Selectivity of ligand binding to opioid receptors in brain membranes from the rat, monkey and guinea pig

Abstract

Conditions for the equilibrium binding to opioid receptor of [ 3H[sufentanil (μ selective), [ 3H][D-Pen 2, D-Pen 5]enkephalin (δ selective), and [ 3H]U69,593 (κ selective) were established in membranes from rat brain cerebrum, monkey cortex, or guinea pig cerebellum.
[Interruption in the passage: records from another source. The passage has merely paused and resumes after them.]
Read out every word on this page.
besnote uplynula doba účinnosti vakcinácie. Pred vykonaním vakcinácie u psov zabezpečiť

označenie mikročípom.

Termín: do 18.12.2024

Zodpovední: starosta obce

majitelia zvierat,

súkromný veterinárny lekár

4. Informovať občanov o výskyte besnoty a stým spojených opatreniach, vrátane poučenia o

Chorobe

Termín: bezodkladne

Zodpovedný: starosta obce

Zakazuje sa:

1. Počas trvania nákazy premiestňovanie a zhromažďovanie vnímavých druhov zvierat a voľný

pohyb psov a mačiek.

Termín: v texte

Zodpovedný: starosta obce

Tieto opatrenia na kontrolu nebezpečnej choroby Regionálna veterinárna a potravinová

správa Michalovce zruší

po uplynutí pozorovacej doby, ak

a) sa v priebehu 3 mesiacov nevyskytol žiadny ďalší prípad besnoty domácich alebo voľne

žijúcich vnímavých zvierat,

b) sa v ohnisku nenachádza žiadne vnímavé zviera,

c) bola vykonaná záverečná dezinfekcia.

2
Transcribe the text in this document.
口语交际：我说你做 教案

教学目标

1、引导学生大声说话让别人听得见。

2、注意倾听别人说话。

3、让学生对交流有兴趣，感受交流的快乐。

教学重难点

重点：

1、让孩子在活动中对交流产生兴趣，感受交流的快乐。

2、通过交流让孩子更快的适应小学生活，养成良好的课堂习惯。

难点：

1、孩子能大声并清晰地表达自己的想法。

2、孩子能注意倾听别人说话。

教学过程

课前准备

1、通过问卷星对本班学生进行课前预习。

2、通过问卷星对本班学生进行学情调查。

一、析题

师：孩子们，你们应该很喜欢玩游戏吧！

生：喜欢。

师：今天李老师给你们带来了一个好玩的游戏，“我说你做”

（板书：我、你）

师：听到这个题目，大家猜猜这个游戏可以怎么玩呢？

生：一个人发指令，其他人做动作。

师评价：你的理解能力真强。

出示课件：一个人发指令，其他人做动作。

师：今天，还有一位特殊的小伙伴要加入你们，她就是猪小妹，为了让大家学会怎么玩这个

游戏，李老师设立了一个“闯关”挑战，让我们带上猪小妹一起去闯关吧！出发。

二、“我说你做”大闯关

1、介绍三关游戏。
The selectivity index of various opioid alkaloids and peptides in binding to the μ, δ, or κ opioid receptors was expressed as the ratio of their EC 50 values in displacing two selective radiolabeled ligands: [ 3H]sufentanil/[ 3H](D-Pen 2, D-Pen 5)enkephalin (selectivity: μ/δ), [ 3H]sufentanil/[ 3H]U69,593 (selectivity: μ/κ), or [ 3H][D-Pen 2, D-Pen 5]enkephalin/[ 3H]U69,593 (selectivity: δ/κ). High resolution in binding selectivity was observed: in rat brain the μ/δ selectivity for Tyr-D-Ala-Gly-(Me)Phe-Gly-ol and sufentanil were 0.02 and 0.03, whereas for [D-Pen 2, D-Pen 5]enkephalin and ICI 174,864 they were 1200 and 998. Compared to μ opiates, the specific binding of δ and κ agonists was less sensitive to sodium. The results describe a routinely applicable methodological approach for the assessment of selective ligand binding to the μ, δ and κ opioid receptors in rodent and monkey brain membranes.